The domain fusion analysis using relational algebra presented here relies on the prediction of domains from profile HMMs. In contrast, previous approaches to domain fusion analysis often employed heuristic local pairwise sequence alignment (PSA) algorithms such as BLAST [17]. Such algorithms emphasize finding long high scoring local alignments, however, the most strongly conserved residues are commonly distributed across the domain. Therefore, the key drawback of a heuristic PSA-based approach in domain fusion analysis is its relative insensitivity for finding remote homologs and, consequently, domain fusions. Within the last decade, however, the sensitivity of sequence searching techniques has been improved by profile- or motif-based analysis, like the profile HMM, which uses information derived from multiple sequence alignments to construct and search for sequence domains and patterns [3537]. Unlike the heuristic PSA algorithms, a profile or motif can exploit additional information, such as the position and identity of residues that are conserved throughout the domain, as well as variable insertion and deletion probabilities. Therefore, the advantage of the profile HMM is the sensitivity and accurate delineation of domains, however, the key drawback is its reliance on the accurate construction of a profile HMM for all domains. If the profile HMM of a domain is not constructed or carelessly done, it will not find all putative domains and, consequently, domain fusions. Thus, as the quality and quantity of separate domain databases increases such as BLOCKS [36], PROSITE [35], Pfam [23], SMART [38], PRINTS-S [39], ProDom [40], TIGRFAMs [41] and amalgamated domain databases such as InterPro [22], our approach to domain fusion analysis will also become increasingly powerful.

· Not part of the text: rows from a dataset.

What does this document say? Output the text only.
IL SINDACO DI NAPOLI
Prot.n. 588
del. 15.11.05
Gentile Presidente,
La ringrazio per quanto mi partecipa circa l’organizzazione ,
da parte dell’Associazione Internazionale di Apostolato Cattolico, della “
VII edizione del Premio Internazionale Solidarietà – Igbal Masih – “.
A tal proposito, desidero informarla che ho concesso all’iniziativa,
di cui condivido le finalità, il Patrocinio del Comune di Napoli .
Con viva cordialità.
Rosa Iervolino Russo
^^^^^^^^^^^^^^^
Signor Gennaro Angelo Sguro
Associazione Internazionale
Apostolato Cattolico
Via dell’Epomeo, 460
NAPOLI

The relational algebra method presented here offers an alternative approach to performing domain fusion analysis that leverages on existing efforts to improve the size and quality of domain and motif databases. We have illustrated the efficacy of the method by identifying many possible functional linkages in H. sapiens and S. cerevisiae sequences in the SWISS-PROT+TrEMBL database. Interestingly, the genomic distribution of the sources of DFTs suggests that DFTs are not likely found either in closely or remotely related organisms, but rather there is a balance between the two extremes that is tilted toward closely related organisms. Finally, future work could expand the method presented here to other genomes of interest.


The analysis was performed on the Oracle RDBMS (version 8) installed on a computer with a dual 750 MHz UltraSPARC-III processor and 4 G of RAM running SunOS 5.8. Sequence information from SWISS-PROT (Release 39) + TrEMBL (Release 17) and domain architecture information from Pfam was migrated to the sequence table and domain layout table of the database, respectively, by Perl and Oracle SQL*loader scripts. To perform the analysis, relational algebra expressions were converted to SQL statements and executed by an Oracle SQL*Plus client connected to the database server. The total computation time for H. sapiens and S. cerevisiae were approximately 4 and 3 hours, respectively.